なのはなの 光したたる 野辺に伏し わが故郷は かくのごときか
*なのはなの歌ですので、一応なのはなの写真をあげましょう。これはかのじょが愛していた野原に毎年咲いてくれるなのはなです。
この記事が発表されるころにはもうなのはなは終わっているでしょうが、実はこれを書いている今は、そろそろ巷で咲き始めるという頃合いです。梅は咲いているが、桜はまだです。ホトケノザはもうとうに咲いているが、オランダミミナグサはやっと咲き始めたころだ。季節の変化というものは嬉しい。誰かの誠が必ず表現されている。まじめに自分をやってくれる魂がそれはたくさんいるから、毎年きちきちと、自分の季節に自分の花を咲かせてくれるのです。

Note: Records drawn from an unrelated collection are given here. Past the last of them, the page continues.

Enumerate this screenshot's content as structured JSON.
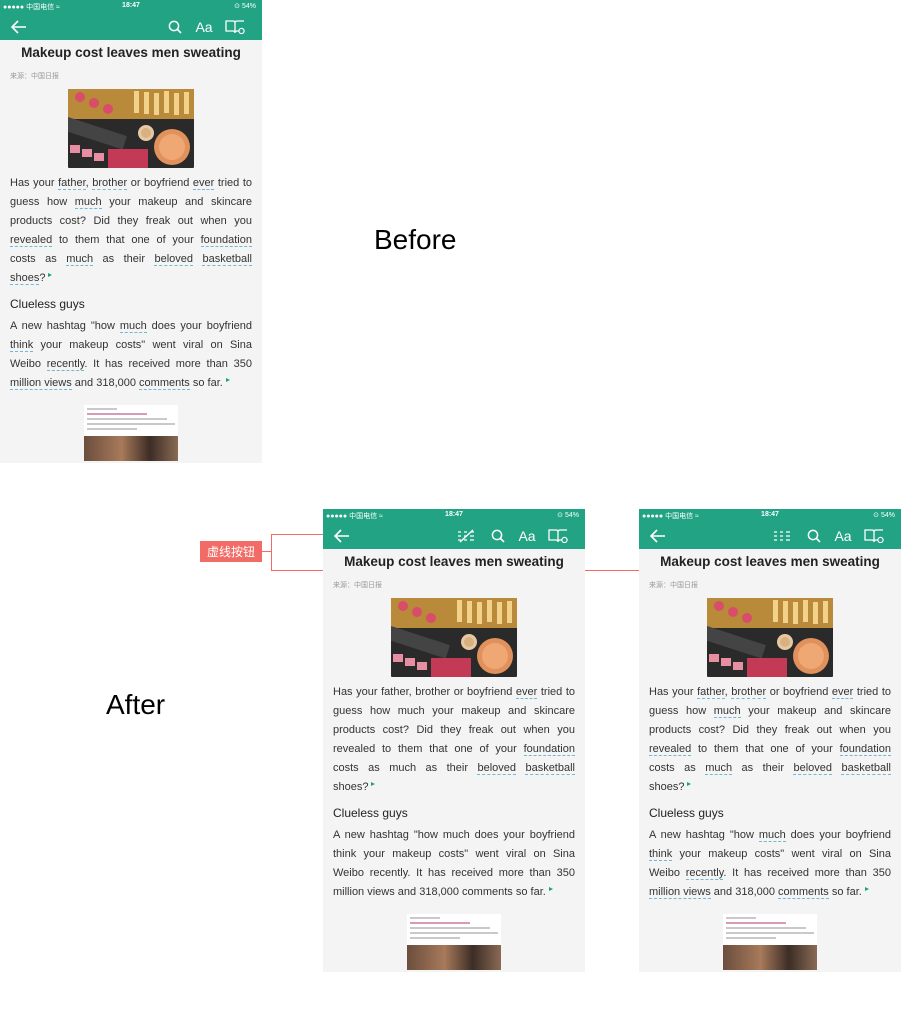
{
  "labels": {
    "before": "Before",
    "after": "After",
    "callout": "虚线按钮"
  },
  "colors": {
    "brand": "#22a383",
    "callout": "#f26b66"
  },
  "status_bar": {
    "carrier": "●●●●● 中国电信 ≈",
    "time": "18:47",
    "battery": "⊙ 54%"
  },
  "toolbar_icons": [
    "back-arrow-icon",
    "dashed-line-icon",
    "search-icon",
    "font-size-icon",
    "book-settings-icon"
  ],
  "article": {
    "title": "Makeup cost leaves men sweating",
    "source": "来源：中国日报",
    "p1_segments": [
      "Has your ",
      "father",
      ", ",
      "brother",
      " or boyfriend ",
      "ever",
      " tried to guess how ",
      "much",
      " your makeup and skincare products cost? Did they freak out when you ",
      "revealed",
      " to them that one of your ",
      "foundation",
      " costs as ",
      "much",
      " as their ",
      "beloved",
      " ",
      "basketball",
      " ",
      "shoes",
      "?"
    ],
    "subheading": "Clueless guys",
    "p2_segments": [
      "A new hashtag \"how ",
      "much",
      " does your boyfriend ",
      "think",
      " your makeup costs\" went viral on Sina Weibo ",
      "recently",
      ". It has received more than 350 ",
      "million views",
      " and 318,000 ",
      "comments",
      " so far."
    ]
  },
  "phones": [
    {
      "id": "before",
      "dashed_icon": false,
      "p1_underlines": [
        1,
        3,
        5,
        7,
        9,
        11,
        13,
        15,
        17,
        19
      ],
      "p2_underlines": [
        1,
        3,
        5,
        7,
        9
      ]
    },
    {
      "id": "after-1",
      "dashed_icon": true,
      "dashed_active": true,
      "p1_underlines": [
        5,
        11,
        15,
        17
      ],
      "p2_underlines": []
    },
    {
      "id": "after-2",
      "dashed_icon": true,
      "dashed_active": false,
      "p1_underlines": [
        1,
        3,
        5,
        7,
        9,
        11,
        13,
        15,
        17
      ],
      "p2_underlines": [
        1,
        3,
        5,
        7,
        9
      ]
    }
  ]
}
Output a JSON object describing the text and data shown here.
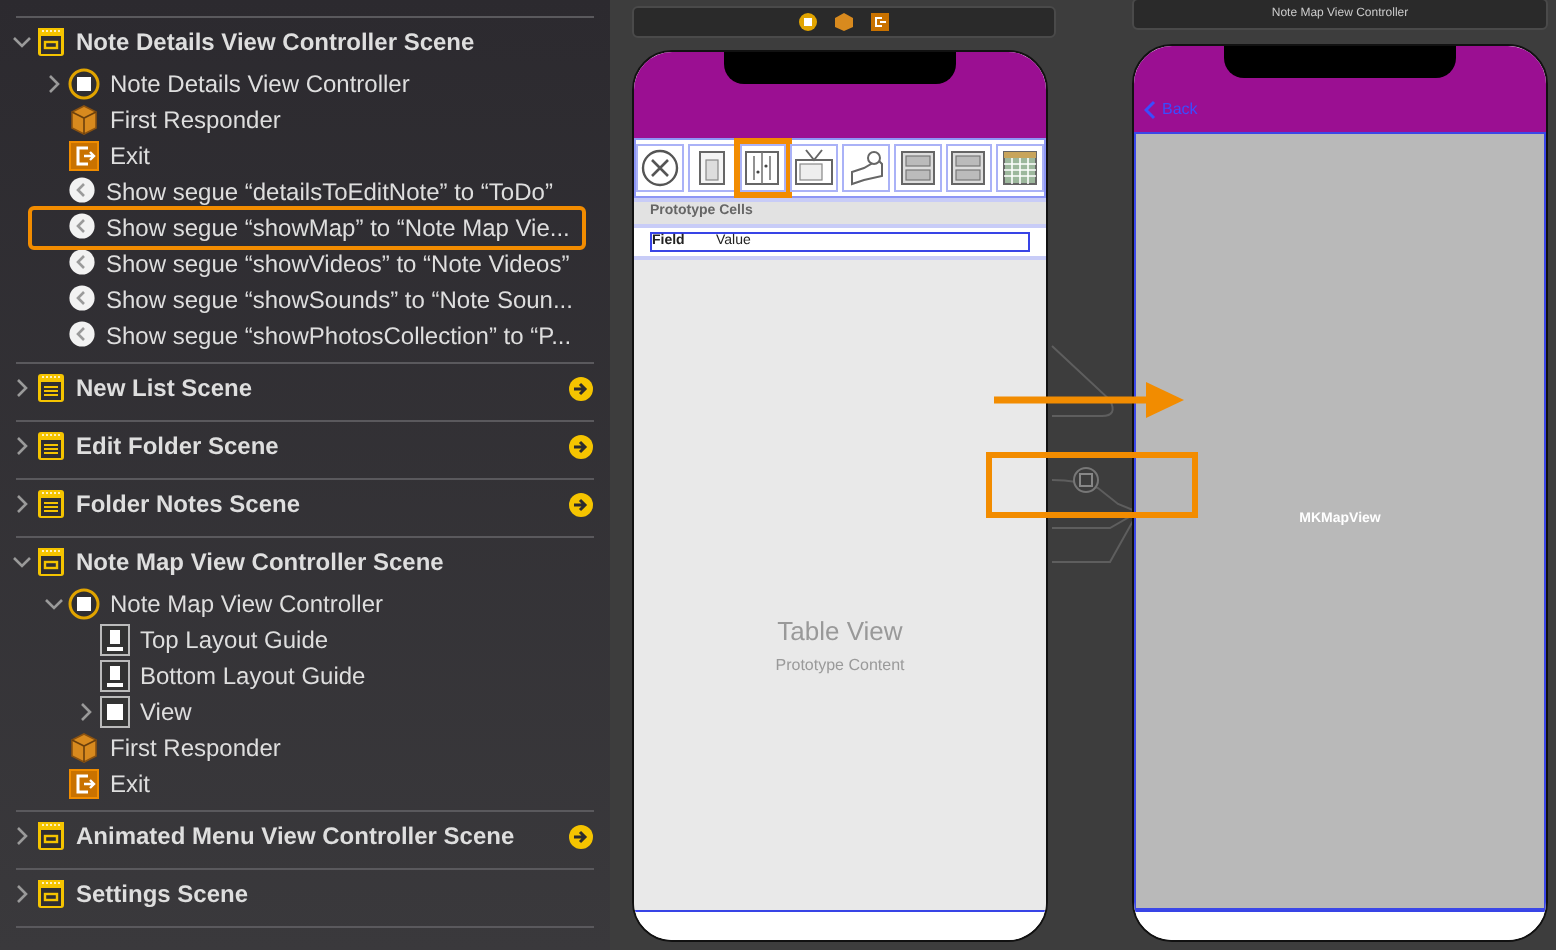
{
  "outline": {
    "scenes": [
      {
        "title": "Note Details View Controller Scene",
        "kind": "controller",
        "expanded": true,
        "jump": false,
        "children": [
          {
            "kind": "controller",
            "label": "Note Details View Controller",
            "expanded": false
          },
          {
            "kind": "responder",
            "label": "First Responder"
          },
          {
            "kind": "exit",
            "label": "Exit"
          },
          {
            "kind": "segue",
            "label": "Show segue “detailsToEditNote” to “ToDo”",
            "highlighted": false
          },
          {
            "kind": "segue",
            "label": "Show segue “showMap” to “Note Map Vie...",
            "highlighted": true
          },
          {
            "kind": "segue",
            "label": "Show segue “showVideos” to “Note Videos”",
            "highlighted": false
          },
          {
            "kind": "segue",
            "label": "Show segue “showSounds” to “Note Soun...",
            "highlighted": false
          },
          {
            "kind": "segue",
            "label": "Show segue “showPhotosCollection” to “P...",
            "highlighted": false
          }
        ]
      },
      {
        "title": "New List Scene",
        "kind": "table",
        "expanded": false,
        "jump": true
      },
      {
        "title": "Edit Folder Scene",
        "kind": "table",
        "expanded": false,
        "jump": true
      },
      {
        "title": "Folder Notes Scene",
        "kind": "table",
        "expanded": false,
        "jump": true
      },
      {
        "title": "Note Map View Controller Scene",
        "kind": "controller",
        "expanded": true,
        "jump": false,
        "children": [
          {
            "kind": "controller",
            "label": "Note Map View Controller",
            "expanded": true,
            "children": [
              {
                "kind": "guide",
                "label": "Top Layout Guide"
              },
              {
                "kind": "guide",
                "label": "Bottom Layout Guide"
              },
              {
                "kind": "view",
                "label": "View",
                "expanded": false
              }
            ]
          },
          {
            "kind": "responder",
            "label": "First Responder"
          },
          {
            "kind": "exit",
            "label": "Exit"
          }
        ]
      },
      {
        "title": "Animated Menu View Controller Scene",
        "kind": "controller",
        "expanded": false,
        "jump": true
      },
      {
        "title": "Settings Scene",
        "kind": "controller",
        "expanded": false,
        "jump": false
      }
    ]
  },
  "canvas": {
    "table_scene": {
      "toolbar_items": [
        {
          "kind": "close",
          "highlighted": false
        },
        {
          "kind": "page",
          "highlighted": false
        },
        {
          "kind": "doors",
          "highlighted": true
        },
        {
          "kind": "tv",
          "highlighted": false
        },
        {
          "kind": "projector",
          "highlighted": false
        },
        {
          "kind": "photos",
          "highlighted": false
        },
        {
          "kind": "photos",
          "highlighted": false
        },
        {
          "kind": "calendar",
          "highlighted": false
        }
      ],
      "section_header": "Prototype Cells",
      "cell": {
        "field": "Field",
        "value": "Value"
      },
      "placeholder_title": "Table View",
      "placeholder_subtitle": "Prototype Content"
    },
    "map_scene": {
      "title": "Note Map View Controller",
      "back": "Back",
      "map_label": "MKMapView"
    }
  }
}
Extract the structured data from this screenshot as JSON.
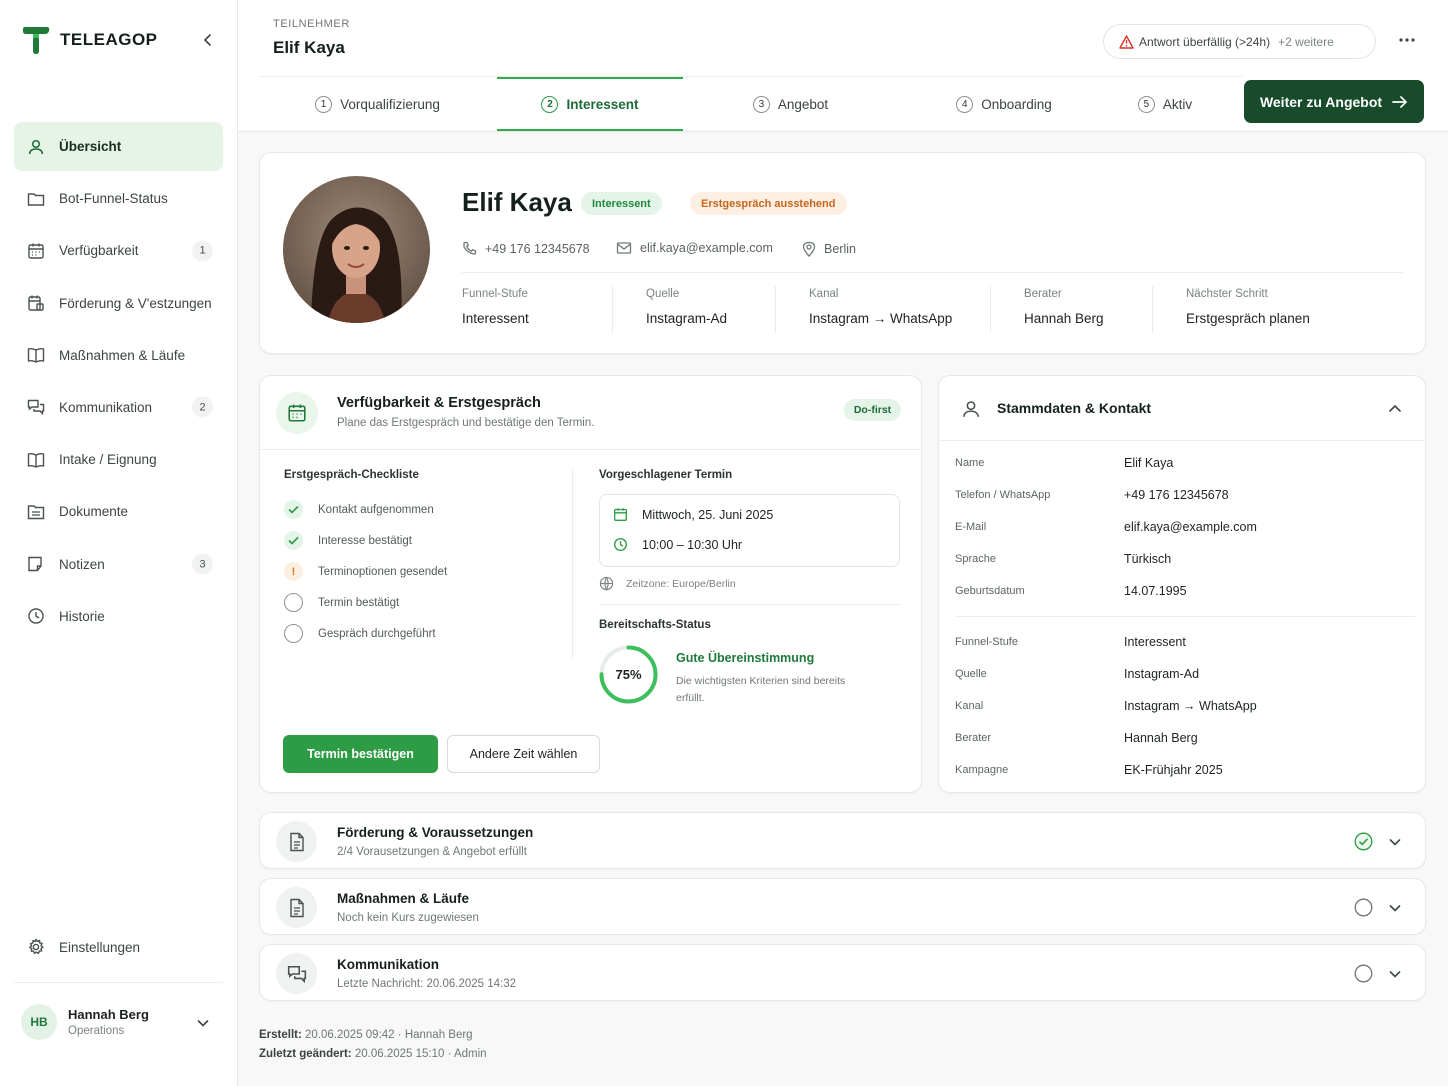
{
  "sidebar": {
    "logo_text": "TELEAGOP",
    "nav": [
      {
        "label": "Übersicht",
        "icon": "user-icon",
        "badge": "",
        "active": true
      },
      {
        "label": "Bot-Funnel-Status",
        "icon": "folder-icon",
        "badge": ""
      },
      {
        "label": "Verfügbarkeit",
        "icon": "calendar-icon",
        "badge": "1"
      },
      {
        "label": "Förderung & V'estzungen",
        "icon": "calendar-doc-icon",
        "badge": ""
      },
      {
        "label": "Maßnahmen & Läufe",
        "icon": "book-icon",
        "badge": ""
      },
      {
        "label": "Kommunikation",
        "icon": "chat-icon",
        "badge": "2"
      },
      {
        "label": "Intake / Eignung",
        "icon": "book-icon",
        "badge": ""
      },
      {
        "label": "Dokumente",
        "icon": "folder-doc-icon",
        "badge": ""
      },
      {
        "label": "Notizen",
        "icon": "note-icon",
        "badge": "3"
      },
      {
        "label": "Historie",
        "icon": "clock-icon",
        "badge": ""
      }
    ],
    "settings_label": "Einstellungen",
    "user": {
      "initials": "HB",
      "name": "Hannah Berg",
      "role": "Operations"
    }
  },
  "header": {
    "breadcrumb": "TEILNEHMER",
    "title": "Elif Kaya",
    "alert": "Antwort überfällig (>24h)",
    "alert_more": "+2 weitere",
    "cta_label": "Weiter zu Angebot"
  },
  "steps": [
    {
      "num": "1",
      "label": "Vorqualifizierung"
    },
    {
      "num": "2",
      "label": "Interessent",
      "active": true
    },
    {
      "num": "3",
      "label": "Angebot"
    },
    {
      "num": "4",
      "label": "Onboarding"
    },
    {
      "num": "5",
      "label": "Aktiv"
    }
  ],
  "profile": {
    "name": "Elif Kaya",
    "tag_stage": "Interessent",
    "tag_status": "Erstgespräch ausstehend",
    "phone": "+49 176 12345678",
    "email": "elif.kaya@example.com",
    "city": "Berlin",
    "meta": [
      {
        "label": "Funnel-Stufe",
        "value": "Interessent"
      },
      {
        "label": "Quelle",
        "value": "Instagram-Ad"
      },
      {
        "label": "Kanal",
        "value": "Instagram → WhatsApp"
      },
      {
        "label": "Berater",
        "value": "Hannah Berg"
      },
      {
        "label": "Nächster Schritt",
        "value": "Erstgespräch planen"
      }
    ]
  },
  "availability": {
    "title": "Verfügbarkeit & Erstgespräch",
    "subtitle": "Plane das Erstgespräch und bestätige den Termin.",
    "badge": "Do-first",
    "checklist_title": "Erstgespräch-Checkliste",
    "checklist": [
      {
        "label": "Kontakt aufgenommen",
        "state": "done"
      },
      {
        "label": "Interesse bestätigt",
        "state": "done"
      },
      {
        "label": "Terminoptionen gesendet",
        "state": "warn"
      },
      {
        "label": "Termin bestätigt",
        "state": "open"
      },
      {
        "label": "Gespräch durchgeführt",
        "state": "open"
      }
    ],
    "proposed_title": "Vorgeschlagener Termin",
    "date": "Mittwoch, 25. Juni 2025",
    "time": "10:00 – 10:30 Uhr",
    "timezone": "Zeitzone: Europe/Berlin",
    "readiness_title": "Bereitschafts-Status",
    "readiness_percent": 75,
    "readiness_label": "75%",
    "readiness_heading": "Gute Übereinstimmung",
    "readiness_desc": "Die wichtigsten Kriterien sind bereits erfüllt.",
    "btn_confirm": "Termin bestätigen",
    "btn_other": "Andere Zeit wählen"
  },
  "stammdaten": {
    "title": "Stammdaten & Kontakt",
    "fields": [
      {
        "k": "Name",
        "v": "Elif Kaya"
      },
      {
        "k": "Telefon / WhatsApp",
        "v": "+49 176 12345678"
      },
      {
        "k": "E-Mail",
        "v": "elif.kaya@example.com"
      },
      {
        "k": "Sprache",
        "v": "Türkisch"
      },
      {
        "k": "Geburtsdatum",
        "v": "14.07.1995"
      }
    ],
    "fields2": [
      {
        "k": "Funnel-Stufe",
        "v": "Interessent"
      },
      {
        "k": "Quelle",
        "v": "Instagram-Ad"
      },
      {
        "k": "Kanal",
        "v": "Instagram → WhatsApp"
      },
      {
        "k": "Berater",
        "v": "Hannah Berg"
      },
      {
        "k": "Kampagne",
        "v": "EK-Frühjahr 2025"
      }
    ]
  },
  "accordions": [
    {
      "title": "Förderung & Voraussetzungen",
      "sub": "2/4 Vorausetzungen & Angebot erfüllt",
      "state": "done"
    },
    {
      "title": "Maßnahmen & Läufe",
      "sub": "Noch kein Kurs zugewiesen",
      "state": "open"
    },
    {
      "title": "Kommunikation",
      "sub": "Letzte Nachricht: 20.06.2025 14:32",
      "state": "open"
    }
  ],
  "footer": {
    "created_label": "Erstellt:",
    "created_value": "20.06.2025 09:42",
    "created_by": "Hannah Berg",
    "changed_label": "Zuletzt geändert:",
    "changed_value": "20.06.2025 15:10",
    "changed_by": "Admin",
    "separator": "·"
  },
  "colors": {
    "accent": "#2e9b45",
    "dark_green": "#174b2a",
    "warn": "#d9731f",
    "alert_red": "#d9342b"
  }
}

桜の花や、菜の花が満開の頃は、まるで世界が夢幻に包まれたようになりますね。これが本当に、苦しいことばかりがある人間社会と地続きなのかと、疑いたくなるような風景が広がります。わたしたちもよく、そういう景色の中にいては思うのだ。わたしの魂の本当の故郷は、このようなものなのだろうかと。
わたしたちは、ここからはとても遠いところからきています。この世界で肉体を持って生きている間は、故郷のことなど忘れ去っているが、どこかにいつも、何かが違うという意識を持っている。ここは自分の世界ではないのではないかという、おぼろげな疑惑に、いつも付きまとわれているのです。
その感覚は正しい。いろいろなことがありますがね、生きて人間の中に住んでいると、いつも自分だけが周りと違うことを感じている。子供のころから慣れ親しんでいる風景にさえ、どこか違和感がある。
だが、なのはなの咲き乱れる野の中にいると、不思議な安心感を感じることがある。それはなぜか。教えてあげますよ。わたしたちの本当の故郷に、とても似たところがあるからです。
忘れ去っていても、どこかで覚えているのだ。だから、あの人はなのはなの咲く野を見ると、引き込まれるように入っていったのだ。
わがふるさとはかくのごときか。
わたしたちは、この人生で使命を終えると故郷に帰る。そして、再びの使命を負えば、またここにやってくる。だが、あの人だけは。
なのはなの光がしたたる野に、溶けていったかのように、もう帰っては来ないのです。